In July 2017, the twelfth central inspection group reported and criticized the governments of Inner Mongolia and Jilin of “falsifying economic data.”

In December 2017, the NBS revealed in a report that 10 towns and counties in Yunnan, Hunan, Jilin, and Chongqing had inflated their annual fiscal revenue by 1.549 billion yuan (about $245 million).

Our take:

1. In 2017, 21 provinces cut their growth targets for the year as compared to their real GDP growth in 2016. This year, 17 of the 21 provinces that projected lower growth have been doing so for consecutive years. Among the regions that have cut growth estimates for two years include key economic contributors like Beijing, Shanghai, Guangdong, Jiangsu, and Zhejiang. This development suggests that local governments are not optimistic about the state of the Chinese economy.
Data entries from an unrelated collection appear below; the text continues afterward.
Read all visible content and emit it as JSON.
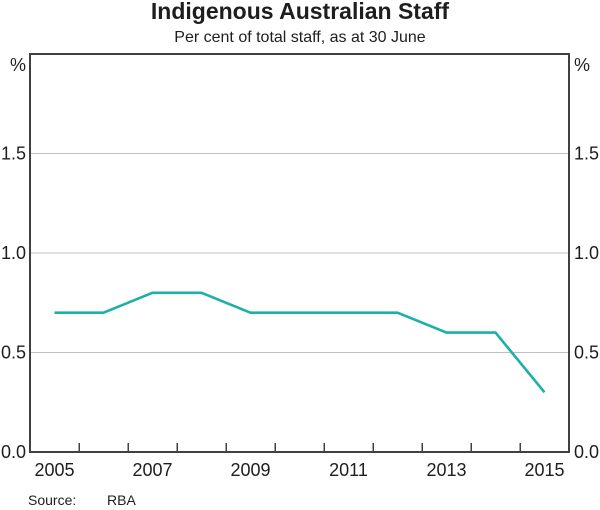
{
  "chart_data": {
    "type": "line",
    "title": "Indigenous Australian Staff",
    "subtitle": "Per cent of total staff, as at 30 June",
    "unit_label": "%",
    "x": [
      2005,
      2006,
      2007,
      2008,
      2009,
      2010,
      2011,
      2012,
      2013,
      2014,
      2015
    ],
    "values": [
      0.7,
      0.7,
      0.8,
      0.8,
      0.7,
      0.7,
      0.7,
      0.7,
      0.6,
      0.6,
      0.3
    ],
    "ylim": [
      0.0,
      2.0
    ],
    "yticks": [
      0,
      0.5,
      1.0,
      1.5
    ],
    "ytick_labels": [
      "0.0",
      "0.5",
      "1.0",
      "1.5"
    ],
    "xtick_labels": [
      "2005",
      "2007",
      "2009",
      "2011",
      "2013",
      "2015"
    ],
    "grid": true,
    "legend": "none",
    "y_axis_labels_on_both_sides": true,
    "source_label": "Source:",
    "source_value": "RBA"
  },
  "colors": {
    "line": "#1db0a8",
    "axis": "#404040",
    "grid": "#c0c0c0",
    "text": "#1e1e1e"
  }
}
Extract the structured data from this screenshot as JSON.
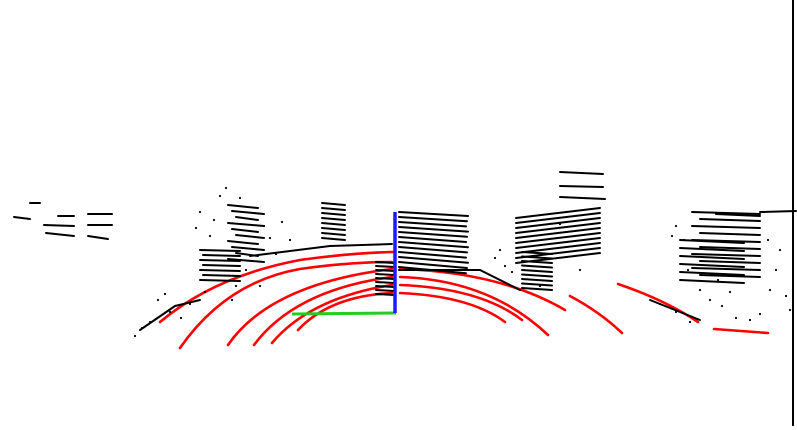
{
  "colors": {
    "background": "#ffffff",
    "obstacle_points": "#000000",
    "ground_points": "#ff0000",
    "axis_x": "#22cc22",
    "axis_z": "#1a1aff",
    "edge": "#000000"
  },
  "view": {
    "type": "lidar-point-cloud",
    "segmentation_classes": [
      "ground",
      "obstacle"
    ],
    "visible_axes": [
      "x-axis",
      "z-axis"
    ]
  }
}
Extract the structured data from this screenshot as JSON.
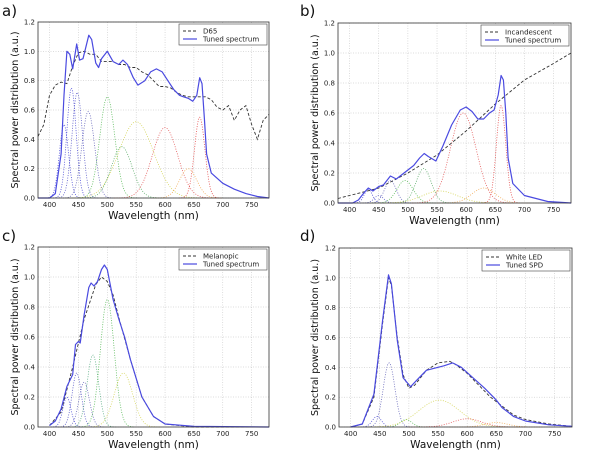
{
  "chart_data": [
    {
      "type": "line",
      "panel_label": "a)",
      "xlabel": "Wavelength (nm)",
      "ylabel": "Spectral power distribution (a.u.)",
      "xlim": [
        380,
        780
      ],
      "ylim": [
        0,
        1.2
      ],
      "xticks": [
        400,
        450,
        500,
        550,
        600,
        650,
        700,
        750
      ],
      "yticks": [
        "0.0",
        "0.2",
        "0.4",
        "0.6",
        "0.8",
        "1.0",
        "1.2"
      ],
      "grid": true,
      "legend_position": "top-right",
      "reference": {
        "name": "D65",
        "style": "dashed",
        "color": "#333333",
        "points": [
          [
            380,
            0.42
          ],
          [
            390,
            0.5
          ],
          [
            400,
            0.7
          ],
          [
            410,
            0.77
          ],
          [
            420,
            0.79
          ],
          [
            430,
            0.78
          ],
          [
            440,
            0.9
          ],
          [
            450,
            0.99
          ],
          [
            460,
            1.0
          ],
          [
            470,
            0.98
          ],
          [
            480,
            0.98
          ],
          [
            490,
            0.93
          ],
          [
            500,
            0.93
          ],
          [
            510,
            0.93
          ],
          [
            520,
            0.91
          ],
          [
            530,
            0.91
          ],
          [
            540,
            0.89
          ],
          [
            550,
            0.89
          ],
          [
            560,
            0.86
          ],
          [
            570,
            0.84
          ],
          [
            580,
            0.8
          ],
          [
            590,
            0.76
          ],
          [
            600,
            0.76
          ],
          [
            610,
            0.75
          ],
          [
            620,
            0.72
          ],
          [
            630,
            0.7
          ],
          [
            640,
            0.69
          ],
          [
            650,
            0.69
          ],
          [
            660,
            0.69
          ],
          [
            670,
            0.69
          ],
          [
            680,
            0.67
          ],
          [
            690,
            0.62
          ],
          [
            700,
            0.6
          ],
          [
            710,
            0.63
          ],
          [
            720,
            0.53
          ],
          [
            730,
            0.6
          ],
          [
            740,
            0.63
          ],
          [
            750,
            0.5
          ],
          [
            760,
            0.4
          ],
          [
            770,
            0.53
          ],
          [
            780,
            0.57
          ]
        ]
      },
      "tuned": {
        "name": "Tuned spectrum",
        "color": "#4a4ae0",
        "points": [
          [
            380,
            0
          ],
          [
            400,
            0.0
          ],
          [
            410,
            0.03
          ],
          [
            420,
            0.3
          ],
          [
            425,
            0.7
          ],
          [
            430,
            1.0
          ],
          [
            435,
            0.98
          ],
          [
            440,
            0.88
          ],
          [
            447,
            1.05
          ],
          [
            452,
            0.94
          ],
          [
            458,
            0.95
          ],
          [
            468,
            1.11
          ],
          [
            473,
            1.08
          ],
          [
            480,
            0.92
          ],
          [
            485,
            0.89
          ],
          [
            490,
            0.95
          ],
          [
            500,
            1.0
          ],
          [
            510,
            0.93
          ],
          [
            520,
            0.91
          ],
          [
            527,
            0.94
          ],
          [
            535,
            0.91
          ],
          [
            545,
            0.82
          ],
          [
            553,
            0.77
          ],
          [
            565,
            0.8
          ],
          [
            575,
            0.86
          ],
          [
            585,
            0.88
          ],
          [
            595,
            0.86
          ],
          [
            605,
            0.8
          ],
          [
            615,
            0.74
          ],
          [
            625,
            0.7
          ],
          [
            632,
            0.69
          ],
          [
            640,
            0.68
          ],
          [
            648,
            0.66
          ],
          [
            655,
            0.7
          ],
          [
            660,
            0.82
          ],
          [
            664,
            0.78
          ],
          [
            668,
            0.55
          ],
          [
            672,
            0.3
          ],
          [
            680,
            0.17
          ],
          [
            700,
            0.1
          ],
          [
            720,
            0.06
          ],
          [
            740,
            0.03
          ],
          [
            760,
            0.01
          ],
          [
            780,
            0
          ]
        ]
      },
      "components": [
        {
          "center": 425,
          "height": 0.5,
          "width": 8,
          "color": "#2222cc"
        },
        {
          "center": 438,
          "height": 0.75,
          "width": 8,
          "color": "#2222cc"
        },
        {
          "center": 448,
          "height": 0.72,
          "width": 9,
          "color": "#3333bb"
        },
        {
          "center": 467,
          "height": 0.59,
          "width": 11,
          "color": "#4444aa"
        },
        {
          "center": 500,
          "height": 0.69,
          "width": 13,
          "color": "#33aa33"
        },
        {
          "center": 525,
          "height": 0.35,
          "width": 18,
          "color": "#339944"
        },
        {
          "center": 550,
          "height": 0.52,
          "width": 30,
          "color": "#cccc33"
        },
        {
          "center": 600,
          "height": 0.48,
          "width": 22,
          "color": "#dd3333"
        },
        {
          "center": 640,
          "height": 0.2,
          "width": 15,
          "color": "#ee9933"
        },
        {
          "center": 660,
          "height": 0.55,
          "width": 9,
          "color": "#dd2222"
        }
      ]
    },
    {
      "type": "line",
      "panel_label": "b)",
      "xlabel": "Wavelength (nm)",
      "ylabel": "Spectral power distribution (a.u.)",
      "xlim": [
        380,
        780
      ],
      "ylim": [
        0,
        1.2
      ],
      "xticks": [
        400,
        450,
        500,
        550,
        600,
        650,
        700,
        750
      ],
      "yticks": [
        "0.0",
        "0.2",
        "0.4",
        "0.6",
        "0.8",
        "1.0",
        "1.2"
      ],
      "grid": true,
      "legend_position": "top-right",
      "reference": {
        "name": "Incandescent",
        "style": "dashed",
        "color": "#333333",
        "points": [
          [
            380,
            0.03
          ],
          [
            400,
            0.05
          ],
          [
            450,
            0.1
          ],
          [
            500,
            0.2
          ],
          [
            550,
            0.32
          ],
          [
            600,
            0.48
          ],
          [
            650,
            0.66
          ],
          [
            700,
            0.82
          ],
          [
            750,
            0.93
          ],
          [
            780,
            1.0
          ]
        ]
      },
      "tuned": {
        "name": "Tuned spectrum",
        "color": "#4a4ae0",
        "points": [
          [
            380,
            0
          ],
          [
            405,
            0
          ],
          [
            415,
            0.02
          ],
          [
            425,
            0.07
          ],
          [
            432,
            0.1
          ],
          [
            440,
            0.08
          ],
          [
            450,
            0.11
          ],
          [
            458,
            0.12
          ],
          [
            470,
            0.18
          ],
          [
            480,
            0.16
          ],
          [
            490,
            0.19
          ],
          [
            500,
            0.22
          ],
          [
            510,
            0.25
          ],
          [
            520,
            0.3
          ],
          [
            528,
            0.33
          ],
          [
            535,
            0.31
          ],
          [
            548,
            0.28
          ],
          [
            560,
            0.38
          ],
          [
            575,
            0.52
          ],
          [
            590,
            0.62
          ],
          [
            600,
            0.64
          ],
          [
            610,
            0.61
          ],
          [
            620,
            0.56
          ],
          [
            630,
            0.56
          ],
          [
            640,
            0.6
          ],
          [
            648,
            0.62
          ],
          [
            655,
            0.72
          ],
          [
            660,
            0.85
          ],
          [
            664,
            0.82
          ],
          [
            668,
            0.6
          ],
          [
            672,
            0.3
          ],
          [
            680,
            0.13
          ],
          [
            700,
            0.05
          ],
          [
            740,
            0.01
          ],
          [
            780,
            0
          ]
        ]
      },
      "components": [
        {
          "center": 432,
          "height": 0.09,
          "width": 7,
          "color": "#2222cc"
        },
        {
          "center": 450,
          "height": 0.05,
          "width": 8,
          "color": "#3333bb"
        },
        {
          "center": 470,
          "height": 0.15,
          "width": 10,
          "color": "#4444aa"
        },
        {
          "center": 495,
          "height": 0.15,
          "width": 14,
          "color": "#33aa33"
        },
        {
          "center": 527,
          "height": 0.23,
          "width": 13,
          "color": "#339944"
        },
        {
          "center": 555,
          "height": 0.08,
          "width": 30,
          "color": "#cccc33"
        },
        {
          "center": 595,
          "height": 0.6,
          "width": 22,
          "color": "#dd3333"
        },
        {
          "center": 630,
          "height": 0.1,
          "width": 20,
          "color": "#ee9933"
        },
        {
          "center": 660,
          "height": 0.65,
          "width": 8,
          "color": "#dd2222"
        }
      ]
    },
    {
      "type": "line",
      "panel_label": "c)",
      "xlabel": "Wavelength (nm)",
      "ylabel": "Spectral power distribution (a.u.)",
      "xlim": [
        380,
        780
      ],
      "ylim": [
        0,
        1.2
      ],
      "xticks": [
        400,
        450,
        500,
        550,
        600,
        650,
        700,
        750
      ],
      "yticks": [
        "0.0",
        "0.2",
        "0.4",
        "0.6",
        "0.8",
        "1.0",
        "1.2"
      ],
      "grid": true,
      "legend_position": "top-right",
      "reference": {
        "name": "Melanopic",
        "style": "dashed",
        "color": "#333333",
        "points": [
          [
            400,
            0.01
          ],
          [
            420,
            0.1
          ],
          [
            440,
            0.4
          ],
          [
            460,
            0.72
          ],
          [
            480,
            0.95
          ],
          [
            490,
            1.0
          ],
          [
            500,
            0.97
          ],
          [
            510,
            0.88
          ],
          [
            520,
            0.73
          ],
          [
            540,
            0.45
          ],
          [
            560,
            0.2
          ],
          [
            580,
            0.07
          ],
          [
            600,
            0.02
          ],
          [
            650,
            0
          ],
          [
            780,
            0
          ]
        ]
      },
      "tuned": {
        "name": "Tuned spectrum",
        "color": "#4a4ae0",
        "points": [
          [
            400,
            0.01
          ],
          [
            410,
            0.04
          ],
          [
            420,
            0.12
          ],
          [
            430,
            0.27
          ],
          [
            440,
            0.35
          ],
          [
            445,
            0.55
          ],
          [
            450,
            0.57
          ],
          [
            453,
            0.56
          ],
          [
            460,
            0.75
          ],
          [
            468,
            0.93
          ],
          [
            472,
            0.96
          ],
          [
            477,
            0.94
          ],
          [
            483,
            0.97
          ],
          [
            490,
            1.05
          ],
          [
            495,
            1.08
          ],
          [
            500,
            1.05
          ],
          [
            510,
            0.85
          ],
          [
            520,
            0.72
          ],
          [
            530,
            0.6
          ],
          [
            540,
            0.45
          ],
          [
            560,
            0.2
          ],
          [
            580,
            0.07
          ],
          [
            600,
            0.02
          ],
          [
            650,
            0.005
          ],
          [
            780,
            0
          ]
        ]
      },
      "components": [
        {
          "center": 430,
          "height": 0.2,
          "width": 7,
          "color": "#2222cc"
        },
        {
          "center": 447,
          "height": 0.36,
          "width": 8,
          "color": "#3333bb"
        },
        {
          "center": 460,
          "height": 0.3,
          "width": 9,
          "color": "#4444aa"
        },
        {
          "center": 475,
          "height": 0.48,
          "width": 10,
          "color": "#339966"
        },
        {
          "center": 500,
          "height": 0.85,
          "width": 12,
          "color": "#33aa33"
        },
        {
          "center": 528,
          "height": 0.36,
          "width": 16,
          "color": "#cccc33"
        }
      ]
    },
    {
      "type": "line",
      "panel_label": "d)",
      "xlabel": "Wavelength (nm)",
      "ylabel": "Spectral power distribution (a.u.)",
      "xlim": [
        380,
        780
      ],
      "ylim": [
        0,
        1.2
      ],
      "xticks": [
        400,
        450,
        500,
        550,
        600,
        650,
        700,
        750
      ],
      "yticks": [
        "0.0",
        "0.2",
        "0.4",
        "0.6",
        "0.8",
        "1.0",
        "1.2"
      ],
      "grid": true,
      "legend_position": "top-right",
      "reference": {
        "name": "White LED",
        "style": "dashed",
        "color": "#333333",
        "points": [
          [
            400,
            0
          ],
          [
            420,
            0.02
          ],
          [
            440,
            0.2
          ],
          [
            455,
            0.7
          ],
          [
            465,
            1.0
          ],
          [
            470,
            0.95
          ],
          [
            480,
            0.6
          ],
          [
            490,
            0.35
          ],
          [
            500,
            0.26
          ],
          [
            510,
            0.28
          ],
          [
            530,
            0.38
          ],
          [
            550,
            0.43
          ],
          [
            570,
            0.44
          ],
          [
            580,
            0.42
          ],
          [
            600,
            0.36
          ],
          [
            620,
            0.28
          ],
          [
            640,
            0.2
          ],
          [
            660,
            0.14
          ],
          [
            680,
            0.08
          ],
          [
            700,
            0.05
          ],
          [
            740,
            0.02
          ],
          [
            780,
            0.005
          ]
        ]
      },
      "tuned": {
        "name": "Tuned SPD",
        "color": "#4a4ae0",
        "points": [
          [
            400,
            0
          ],
          [
            420,
            0.02
          ],
          [
            440,
            0.22
          ],
          [
            455,
            0.72
          ],
          [
            465,
            1.02
          ],
          [
            470,
            0.96
          ],
          [
            480,
            0.58
          ],
          [
            490,
            0.33
          ],
          [
            503,
            0.27
          ],
          [
            515,
            0.32
          ],
          [
            530,
            0.38
          ],
          [
            540,
            0.39
          ],
          [
            560,
            0.41
          ],
          [
            575,
            0.43
          ],
          [
            590,
            0.4
          ],
          [
            610,
            0.33
          ],
          [
            630,
            0.26
          ],
          [
            650,
            0.18
          ],
          [
            660,
            0.13
          ],
          [
            680,
            0.07
          ],
          [
            700,
            0.04
          ],
          [
            740,
            0.015
          ],
          [
            780,
            0.005
          ]
        ]
      },
      "components": [
        {
          "center": 445,
          "height": 0.07,
          "width": 8,
          "color": "#2222cc"
        },
        {
          "center": 466,
          "height": 0.43,
          "width": 10,
          "color": "#4444aa"
        },
        {
          "center": 495,
          "height": 0.05,
          "width": 10,
          "color": "#33aa33"
        },
        {
          "center": 552,
          "height": 0.18,
          "width": 35,
          "color": "#cccc33"
        },
        {
          "center": 600,
          "height": 0.055,
          "width": 25,
          "color": "#dd3333"
        },
        {
          "center": 650,
          "height": 0.03,
          "width": 20,
          "color": "#ee9933"
        }
      ]
    }
  ]
}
2. The phenomenon of provinces lowering their 2018 growth targets lends further credence to our Jan. 14 analysis of why local governments are confessing to having fabricated GDP figures. Despite Inner Mongolia and Tianjin reporting that their 2016 GDP numbers were inflated by about 30 to 40 percent, a National Bureau of Statistics spokesperson insisted that the numbers fraud didn’t affect the official 2017 GDP growth figure of 6.9 percent.

3. We believe that regional governments are owning up to having falsified data and are now lowering their growth targets because they can no longer cover up the severe economic decline.

For instance, Shandong, the province with the third-highest GDP in 2017, issued an additional 97.8 billion yuan of government bonds that year. The Shandong government also secured 53.969 billion yuan in subsidies from the central government to cover up its fiscal gap.

4. The Chinese Communist Party, when faced with increasing danger, tends to repackage its danger as “opportunity” and pass the risk on to other parties. From this perspective, the CCP’s pledge at the 2018 Davos economic conference to open up China’s economy further to foreign investors is a sign that the economy is, in fact, not doing well.